Aizu (Small): This is one of my favorite stones. It has little in common with its larger sibling. The stone is much softer, a fair bit faster and slightly coarser. I would say this one finishes closer to the 2-3k range. Closer to 3k in finish but 2k in rate of abrasion. Much like Ikarashi, you get metal swarf from the first stroke. This one has some elasticity to it, you can almost feel the stone give way under your edge if you push down. This one does not like to release slurry either and a nagura, tomo or diamond is quite useful but not as needed as with the larger stone. The mud on this one is milky white and thicker but does not dry up as fast. The stone is white until you get it wet and it turns a light green color with shades of baby blue. Tactile feeling and feedback on this one is amazing. It has a feeling like rubbing together two pieces of wet chalk. (I guess whether or not that is a good feeling is subjective as I have heard people use a chalky feeling as a negative.) Not a lot of noise on this one, just enough to know when you are on or off your angle. Visually, swarf is easy to see and shows up quickly. 

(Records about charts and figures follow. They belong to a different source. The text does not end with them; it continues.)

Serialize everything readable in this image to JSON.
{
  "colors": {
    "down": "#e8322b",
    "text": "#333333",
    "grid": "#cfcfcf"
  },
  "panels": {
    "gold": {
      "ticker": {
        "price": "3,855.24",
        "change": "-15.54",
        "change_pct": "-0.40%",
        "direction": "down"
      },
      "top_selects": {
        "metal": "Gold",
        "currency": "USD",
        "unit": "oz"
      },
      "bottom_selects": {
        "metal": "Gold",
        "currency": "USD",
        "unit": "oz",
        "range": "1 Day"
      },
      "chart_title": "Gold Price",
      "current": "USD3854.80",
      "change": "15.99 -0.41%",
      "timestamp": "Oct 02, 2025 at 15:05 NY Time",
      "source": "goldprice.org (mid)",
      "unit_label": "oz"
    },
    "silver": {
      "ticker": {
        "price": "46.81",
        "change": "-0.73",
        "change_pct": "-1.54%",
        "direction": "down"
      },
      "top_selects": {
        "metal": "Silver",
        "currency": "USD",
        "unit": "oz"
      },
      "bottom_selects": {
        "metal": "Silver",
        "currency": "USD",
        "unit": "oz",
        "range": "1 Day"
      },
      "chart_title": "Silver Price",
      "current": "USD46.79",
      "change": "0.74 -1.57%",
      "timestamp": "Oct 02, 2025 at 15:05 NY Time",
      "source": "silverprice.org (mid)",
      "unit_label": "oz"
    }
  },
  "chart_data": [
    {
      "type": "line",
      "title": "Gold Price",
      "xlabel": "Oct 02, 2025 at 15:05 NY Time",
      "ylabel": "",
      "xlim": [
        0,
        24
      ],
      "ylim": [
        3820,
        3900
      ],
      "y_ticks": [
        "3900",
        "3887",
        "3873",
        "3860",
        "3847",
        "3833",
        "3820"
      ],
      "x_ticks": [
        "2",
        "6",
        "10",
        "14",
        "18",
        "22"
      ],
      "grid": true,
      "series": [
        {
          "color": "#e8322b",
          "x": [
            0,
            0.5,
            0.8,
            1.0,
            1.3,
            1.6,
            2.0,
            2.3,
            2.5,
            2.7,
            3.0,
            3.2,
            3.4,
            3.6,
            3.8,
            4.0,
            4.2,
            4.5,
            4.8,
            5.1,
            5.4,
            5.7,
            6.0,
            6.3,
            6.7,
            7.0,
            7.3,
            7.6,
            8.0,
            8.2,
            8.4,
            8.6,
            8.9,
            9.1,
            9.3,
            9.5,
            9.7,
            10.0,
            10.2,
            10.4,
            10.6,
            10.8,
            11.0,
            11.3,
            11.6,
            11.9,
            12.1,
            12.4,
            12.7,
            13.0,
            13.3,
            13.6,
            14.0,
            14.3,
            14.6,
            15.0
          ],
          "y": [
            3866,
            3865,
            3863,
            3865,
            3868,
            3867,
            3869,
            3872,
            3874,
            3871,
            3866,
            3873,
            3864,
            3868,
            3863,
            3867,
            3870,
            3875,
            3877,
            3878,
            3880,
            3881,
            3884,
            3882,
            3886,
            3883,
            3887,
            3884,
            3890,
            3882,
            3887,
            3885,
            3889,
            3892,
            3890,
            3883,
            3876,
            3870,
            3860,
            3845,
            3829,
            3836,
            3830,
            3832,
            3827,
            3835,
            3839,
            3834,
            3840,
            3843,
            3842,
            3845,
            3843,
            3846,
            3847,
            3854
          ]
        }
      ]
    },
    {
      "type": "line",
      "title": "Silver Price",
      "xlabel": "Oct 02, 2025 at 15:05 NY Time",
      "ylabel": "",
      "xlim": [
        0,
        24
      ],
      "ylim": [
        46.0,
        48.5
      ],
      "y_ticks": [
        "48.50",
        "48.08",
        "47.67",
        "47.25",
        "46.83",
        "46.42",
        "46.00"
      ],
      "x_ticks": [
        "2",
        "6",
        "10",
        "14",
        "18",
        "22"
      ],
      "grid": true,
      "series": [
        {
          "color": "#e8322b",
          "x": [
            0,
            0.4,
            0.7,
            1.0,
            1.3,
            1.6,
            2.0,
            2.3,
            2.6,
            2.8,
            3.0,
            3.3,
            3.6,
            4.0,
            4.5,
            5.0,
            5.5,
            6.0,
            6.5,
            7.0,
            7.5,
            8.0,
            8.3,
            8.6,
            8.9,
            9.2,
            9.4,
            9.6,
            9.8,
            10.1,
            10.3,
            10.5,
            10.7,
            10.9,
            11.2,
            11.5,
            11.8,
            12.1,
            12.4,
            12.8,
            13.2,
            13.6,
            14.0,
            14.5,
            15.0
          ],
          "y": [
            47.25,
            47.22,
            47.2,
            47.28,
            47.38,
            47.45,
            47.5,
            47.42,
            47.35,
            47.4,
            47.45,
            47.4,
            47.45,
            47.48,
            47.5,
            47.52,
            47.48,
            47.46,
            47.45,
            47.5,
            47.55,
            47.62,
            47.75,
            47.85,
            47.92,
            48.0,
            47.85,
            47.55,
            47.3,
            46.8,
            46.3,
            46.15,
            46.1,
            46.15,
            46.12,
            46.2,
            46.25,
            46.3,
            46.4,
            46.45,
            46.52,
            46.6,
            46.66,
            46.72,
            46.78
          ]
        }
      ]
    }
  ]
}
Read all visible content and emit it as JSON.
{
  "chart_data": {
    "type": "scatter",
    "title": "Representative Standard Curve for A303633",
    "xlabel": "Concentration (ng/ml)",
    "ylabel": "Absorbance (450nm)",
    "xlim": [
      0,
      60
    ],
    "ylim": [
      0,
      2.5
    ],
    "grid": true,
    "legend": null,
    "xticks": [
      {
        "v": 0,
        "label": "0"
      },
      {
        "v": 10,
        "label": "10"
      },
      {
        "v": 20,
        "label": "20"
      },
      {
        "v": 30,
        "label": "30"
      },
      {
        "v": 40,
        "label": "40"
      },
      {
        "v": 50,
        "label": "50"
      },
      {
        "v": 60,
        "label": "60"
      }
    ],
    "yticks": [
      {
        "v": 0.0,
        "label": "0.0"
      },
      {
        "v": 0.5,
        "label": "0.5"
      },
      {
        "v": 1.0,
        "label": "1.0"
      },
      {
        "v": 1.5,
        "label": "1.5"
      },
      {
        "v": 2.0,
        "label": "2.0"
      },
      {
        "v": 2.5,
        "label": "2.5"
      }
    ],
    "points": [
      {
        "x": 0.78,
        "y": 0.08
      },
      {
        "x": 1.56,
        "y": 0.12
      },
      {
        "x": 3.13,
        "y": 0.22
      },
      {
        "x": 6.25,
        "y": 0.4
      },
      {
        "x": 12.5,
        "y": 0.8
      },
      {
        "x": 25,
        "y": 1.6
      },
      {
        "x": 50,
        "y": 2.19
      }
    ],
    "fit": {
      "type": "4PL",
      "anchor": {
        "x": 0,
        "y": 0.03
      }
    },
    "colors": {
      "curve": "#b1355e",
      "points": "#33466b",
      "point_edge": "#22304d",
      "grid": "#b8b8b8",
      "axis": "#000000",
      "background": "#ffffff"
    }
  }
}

All of these stones work well on both stainless and carbon but I like the Ikarashi better for stainless and both Aizu better for carbon. All three of these stones will leave you with an edge that has more bite than their synthetic counterparts and that bite seems to last longer on the board as well. I would not say that the edge lasts longer than with synthetics but rather the tooth/bite does. It is quite difficult to compare naturals to synthetics as a general rule. A stone might cut like a 2k, leave a cosmetic finish like a 4k, the refinement of a 2k and the bite of a 1k. It really is hard to explain. 

One thing I can tell you about most of these middle stones is that while they work well they are not as efficient as synthetic stones. They are however, much more of a joy to use. So if you have a few extra minutes per stone then it is no worry. None of the above give me that zen feel like I get from a soft Aoto but they are fun to use and more enjoyable than any synthetic that I have ever owned. 

As an aside, sorry if I could have organized and broken that up better. I just woke up and my head is not screwed on quite right just yet.:clown:


----------



## Badgertooth (Mar 1, 2017)

Synth up to 1k 
Then Aizu. 

And uchigumori if you want to go finer. Uchi is wildly inconsistent though so buy from someone who knows their onions and can describe it to you


----------



## XooMG (Mar 1, 2017)

Interesting suggestions. Good luck with the progression.


----------